Si un groupe de personnes
désire vivre dans une société qui punit d’une peine de 50 ans
d’emprisonnement le fait de tirer à l’arme à feu sur un véhicule, il pourrait
le faire grâce au principe de démocratie personnelle. Il devrait vivre avec
les coûts et les bénéfices d’une telle loi. Il ne pourrait pas l’imposer à
ceux qui n’y adhèrent pas. De la même manière, si un groupe de personnes
désirait vivre au sein d’un système qui requiert la restauration de la
propriété endommagée comme punition pour un tel acte, il pourrait le faire,
et devrait vivre avec les coûts et les bénéfices de cette loi.
Puisque la communication est
ce qu’elle est, et que le droit de choisir de souscrire ou non se verrait
offert à tous, les systèmes entreraient en compétition. Des équilibrages
seraient forcés par le principe de démocratie personnelle. Il y aurait des
essais et des erreurs, mais puisque les gens seraient libres de souscrire ou
non, ils pourraient bénéficier de la compétition en en tirant des leçons.
La démocratie d’Etat est basée
sur le principe de la souveraineté d’Etat. Le pouvoir de l’Etat prévaut. Les
citoyens sont associés à cette souveraineté. Peu importe la base de cette
souveraineté, rien ne peut entraver son chemin lorsqu’une loi est formulée,
acceptée et mise en application. Aucun équilibrage n’est fait depuis
l’extérieur. Les citoyens ne peuvent qu’utiliser leur droit limité qu’est
celui de protester, de voter, de déménager et de se présenter aux élections.

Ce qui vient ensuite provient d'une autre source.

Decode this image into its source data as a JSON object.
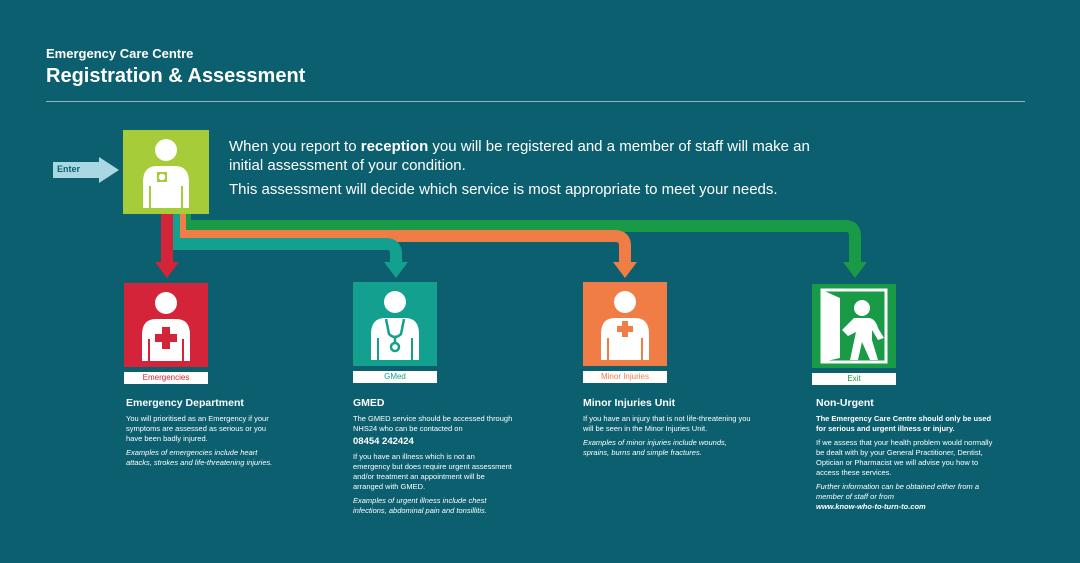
{
  "header": {
    "subtitle": "Emergency Care Centre",
    "title": "Registration & Assessment"
  },
  "enter_label": "Enter",
  "intro": {
    "line1_pre": "When you report to ",
    "line1_bold": "reception",
    "line1_post": " you will be registered and a member of staff will make an initial assessment of your condition.",
    "line2": "This assessment will decide which service is most appropriate to meet your needs."
  },
  "colors": {
    "background": "#0c5f6f",
    "reception": "#a7cc3a",
    "emergencies": "#d4243a",
    "gmed": "#13a08e",
    "minor": "#ef7d45",
    "exit": "#189a46"
  },
  "panels": [
    {
      "icon": "doctor-icon",
      "tag": "Emergencies"
    },
    {
      "icon": "stethoscope-person-icon",
      "tag": "GMed"
    },
    {
      "icon": "minor-injury-person-icon",
      "tag": "Minor Injuries"
    },
    {
      "icon": "exit-person-icon",
      "tag": "Exit"
    }
  ],
  "columns": {
    "ed": {
      "title": "Emergency Department",
      "p1": "You will prioritised as an Emergency if your symptoms are assessed as serious or you have been badly injured.",
      "p2": "Examples of emergencies include heart attacks, strokes and life-threatening injuries."
    },
    "gmed": {
      "title": "GMED",
      "p1": "The GMED service should be accessed through NHS24 who can be contacted on",
      "phone": "08454 242424",
      "p2": "If you have an illness which is not an emergency but does require urgent assessment and/or treatment an appointment will be arranged with GMED.",
      "p3": "Examples of urgent illness include chest infections, abdominal pain and tonsillitis."
    },
    "miu": {
      "title": "Minor Injuries Unit",
      "p1": "If you have an injury that is not life-threatening you will be seen in the Minor Injuries Unit.",
      "p2": "Examples of minor injuries include wounds, sprains, burns and simple fractures."
    },
    "nonurgent": {
      "title": "Non-Urgent",
      "p1": "The Emergency Care Centre should only be used for serious and urgent illness or injury.",
      "p2": "If we assess that your health problem would normally be dealt with by your General Practitioner, Dentist, Optician or Pharmacist we will advise you how to access these services.",
      "p3": "Further information can be obtained either from a member of staff or from",
      "link": "www.know-who-to-turn-to.com"
    }
  }
}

La démocratie d’Etat est une démocratie limitée, une démocratie
monopolistique.
Ce qui motive les citoyens des
démocraties d’Etat est de prendre le contrôle de la machinerie
gouvernementale et de l’utiliser en leur avantage en formant des coalitions
capables de faire imposer des lois dont tout le monde veut. Voilà qui résume
l’histoire du gouvernement des Etats-Unis et des autres démocraties qui y
ressemblent, et la raison pour laquelle leurs torts s’aggravent avec le temps
jusqu’à ce qu’ils effleurent la catastrophe et que tout recommence une
nouvelle fois à zéro.
La démocratie personnelle
ouvre le système fermé qu’est celui de la démocratie d’Etat. Ce qui motive
les gens au sein d’un tel système est le droit de pouvoir choisir ce qu’ils
considèrent être juste. Il n’y a aucun moyen de prendre un gouvernement au
détriment de ceux qui y adhèrent. Ils se contenteraient simplement de cesser
d’y adhérer.
Il est impossible de prédire
ce qui pourrait rendre un système satisfaisant. Certains éléments pourraient
rester les mêmes qu’aujourd’hui, d’autres pourraient se voir transformés. La
vie humaine et le bonheur ne peuvent pas atteindre leur apogée dans le
système actuel de démocraties d’Etat. Viendra un jour ou nous rejetterons en
bloc la démocratie d’Etat. Nous nous mettrons à la recherche de meilleures
alternatives. La résurrection du monopole de la démocratie d’Etat sera
possible, mais pourquoi devrions-nous nous y intéresser, puisque la
conséquence pourrait en être un mélange de compromis qui ne satisferaient
personne ?
La démocratie personnelle est
ce à quoi nous devons aspirer.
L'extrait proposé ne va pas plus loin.